Categories: evidences / apologetics“Look, I get that there’s a lot of evidence out there, but I still don’t understand why we have to believe. God has the power to just appear and prove who he is, so why doesn’t he just do that and remove all doubts? Why doesn’t he do a great miracle or something? If I saw something like that, I wouldn’t need faith—I would just know.”
By human wisdom, it does seem more plausible to think that God would have more followers if we saw him rather than being asked to follow him by faith. And yet, the Bible is clear that would not be the case. In fact, the people who saw his greatest wonders were often held up as class examples of failure to follow him.

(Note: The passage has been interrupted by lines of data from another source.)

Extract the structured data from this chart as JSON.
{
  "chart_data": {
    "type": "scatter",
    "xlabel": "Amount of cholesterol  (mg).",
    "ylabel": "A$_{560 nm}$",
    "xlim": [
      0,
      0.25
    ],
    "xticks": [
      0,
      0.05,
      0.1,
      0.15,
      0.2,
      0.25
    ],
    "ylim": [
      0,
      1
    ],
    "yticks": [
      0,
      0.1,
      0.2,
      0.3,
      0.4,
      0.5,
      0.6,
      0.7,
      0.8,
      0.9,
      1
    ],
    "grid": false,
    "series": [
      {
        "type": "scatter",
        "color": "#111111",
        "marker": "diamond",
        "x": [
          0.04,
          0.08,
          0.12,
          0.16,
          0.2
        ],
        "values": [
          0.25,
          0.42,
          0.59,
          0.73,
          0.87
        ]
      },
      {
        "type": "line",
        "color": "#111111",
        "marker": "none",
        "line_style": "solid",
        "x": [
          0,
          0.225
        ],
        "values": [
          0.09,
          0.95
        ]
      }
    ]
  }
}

God speaks regularly throughout the Old Testament about how the people who saw his works refused to know him. In Psalm 95, he said, “though they had seen my work for forty years I loathed that generation and said, ‘They are a people who go astray in their heart, and they have not known my ways.’” (Ps. 95:9-10) They were characterized by short-lived repentance, by single-generation faithfulness, and by egregious departures from his ways right after they had seen him the most directly (remember: the Golden Calf incident happened just about 40 days after they saw his terrifying presence on Mt. Sinai). Indeed, the people who saw the most of him fell woefully short of rightly following him.
And the same is true in the life of Jesus. Many people saw miracles. They all had the same evidence of who he was, but they did not all respond and accept him equally.
And so this leaves us with a powerful truth from both Testaments—a truth which the apostle Paul noticed when he read the Scriptures. “Faith comes by HEARING” (Rom. 10:17), and it often does not come by seeing. Israel saw his great wonders, but Rahab heard the word about them… and she was the one who believed (Js. 2:10-11). The Jews saw Jesus’ signs, but Zacchaeus heard his teachings… and he was the one who believed (Lk. 19:1-10).
Faith—the willingness to take God at his word and trust him—is what truly changes our hearts and makes us his own. As Jesus himself said, “Blessed are those who have not seen and yet have believed.” (Jn. 20:29) That is why he asks us to believe in him.